Quantitative iTRAQ Proteomics Revealed Possible Roles for Antioxidant Proteins in Sorghum Aluminum Tolerance

Abstract

Aluminum (Al) toxicity inhibits root growth and limits crop yields on acid soils worldwide. However, quantitative information is scarce on protein expression profiles under Al stress in crops. In this study, we report on the identification of potential Al responsive proteins from root tips of Al sensitive BR007 and Al tolerant SC566 sorghum lines using a strategy employing iTRAQ and 2D-liquid chromatography (LC) coupled to MS/MS (2D-LC-MS/MS). A total of 771 and 329 unique proteins with abundance changes of >1.5 or <0.67-fold were identified in BR007 and SC566, respectively. Protein interaction and pathway analyses indicated that proteins involved in the antioxidant system were more abundant in the tolerant line than in the sensitive one after Al treatment, while opposite trends were observed for proteins involved in lignin biosynthesis. Higher levels of ROS accumulation in root tips of the sensitive line due to decreased activity of antioxidant enzymes could lead to higher lignin production and hyper-accumulation of toxic Al in cell walls. These results indicated that activities of peroxidases and the balance between production and consumption of ROS could be important for Al tolerance and lignin biosynthesis in sorghum.

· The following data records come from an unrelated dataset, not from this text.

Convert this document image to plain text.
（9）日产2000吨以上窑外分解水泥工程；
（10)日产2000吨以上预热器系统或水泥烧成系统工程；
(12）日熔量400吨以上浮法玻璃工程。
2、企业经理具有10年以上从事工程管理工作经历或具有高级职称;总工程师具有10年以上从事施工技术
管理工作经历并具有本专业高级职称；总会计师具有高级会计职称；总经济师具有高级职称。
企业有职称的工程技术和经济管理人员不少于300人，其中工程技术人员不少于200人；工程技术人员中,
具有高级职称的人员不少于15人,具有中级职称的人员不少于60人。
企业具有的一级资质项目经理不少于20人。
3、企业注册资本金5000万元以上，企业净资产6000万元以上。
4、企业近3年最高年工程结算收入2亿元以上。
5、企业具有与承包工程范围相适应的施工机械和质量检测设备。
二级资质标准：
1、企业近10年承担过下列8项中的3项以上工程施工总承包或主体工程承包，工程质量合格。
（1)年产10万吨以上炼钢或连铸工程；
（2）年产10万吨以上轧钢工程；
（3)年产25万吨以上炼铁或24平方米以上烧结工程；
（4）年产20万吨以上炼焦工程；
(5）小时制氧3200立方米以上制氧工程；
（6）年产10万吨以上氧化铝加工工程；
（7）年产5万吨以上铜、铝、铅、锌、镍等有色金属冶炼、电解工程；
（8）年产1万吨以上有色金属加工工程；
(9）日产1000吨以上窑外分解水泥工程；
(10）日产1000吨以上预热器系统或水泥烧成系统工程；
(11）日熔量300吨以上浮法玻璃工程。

Keywords: aluminum tolerance; antioxidant system; lignin biosynthesis; proteomics; sorghum.

Figure 1

Relative Net Root Growth (%RNRG) of SC566 and BR007. Daily %RNRG was calculated as net root growth of +Al treatment / net root growth of −Al treatment at the indicated day of Al exposure. n = 20 seedlings.

Figure 2

Experimental design and schematic diagram of the workflow. HpRP, High-pH reversed-phase chromatography; std, Internal standard which was pooled by equal amounts of all samples in the experiment; MGF by PD, use Proteome Discover software to convert the spectra to MGF format peak list files.

Figure 3

Comparison of Log2 iTRAQ ratios for all proteins identified in three biological and analytical replicates of each experiment. This figure shows an example of comparison of ratios from BR007 5D Al treated sample #1, #2, and #3 vs. average control. (A) #1 vs. #2; (B) #2 vs. #3; (C) #3 vs. #1.

Figure 4

Number of up- and down-regulated DEPs of SC566 and BR007 in functional categorization. Functional categorization of 1.5-fold differentially expressed proteins was analyzed for both SC566 (A,B) and BR007 (C,D) treated with Al at indicated time points using the Blast2GO 2.8 software with default NCBI nr/nt Blast databases and settings.

Figure 5

Enzymatic activities. Root tip samples (0.5 g FW) were homogenized in the HEPES-KOH buffer + 0.1 mM EDTA (pH 7.8). Supernatant of each sample was collected for enzymatic activity assays: (A) Superoxide dismutase (SOD), (B) Peroxidase (POD), and (C) Catalase (CAT) in root tips of BR007 and SC566 with Al or without Al (CK) treatment. n = 3.

Figure 6

Root tip lignin production. Root tip samples (0.5 g FW) were homogenized in 95% EtOH. Lignin contents of the washed and air-dried pellet samples were determined for (A) SC566 and (B) BR007 under Al or control (CK) treatment. n = 3. ^*p < 0.05; ^**p < 0.01.

Figure 7

STRING-based protein-protein interaction analysis with high confidence interaction score of 0.700. (A) STRING analysis for up-regulated differentially expressed proteins (DEPs) in SC566 at 5D Al treatment. The circled nodes are Ribosomal family proteins indicating that protein biosynthesis is highly active for the Al tolerance line under Al stress. (B) STRING analysis for up-regulated DEPs in SC566 at 3D Al treatment. (C) STRING analysis for down-regulated DEPs in BR007 at 3D and 5D Al treatment. The circled nodes in (B,C) are peroxidase family proteins.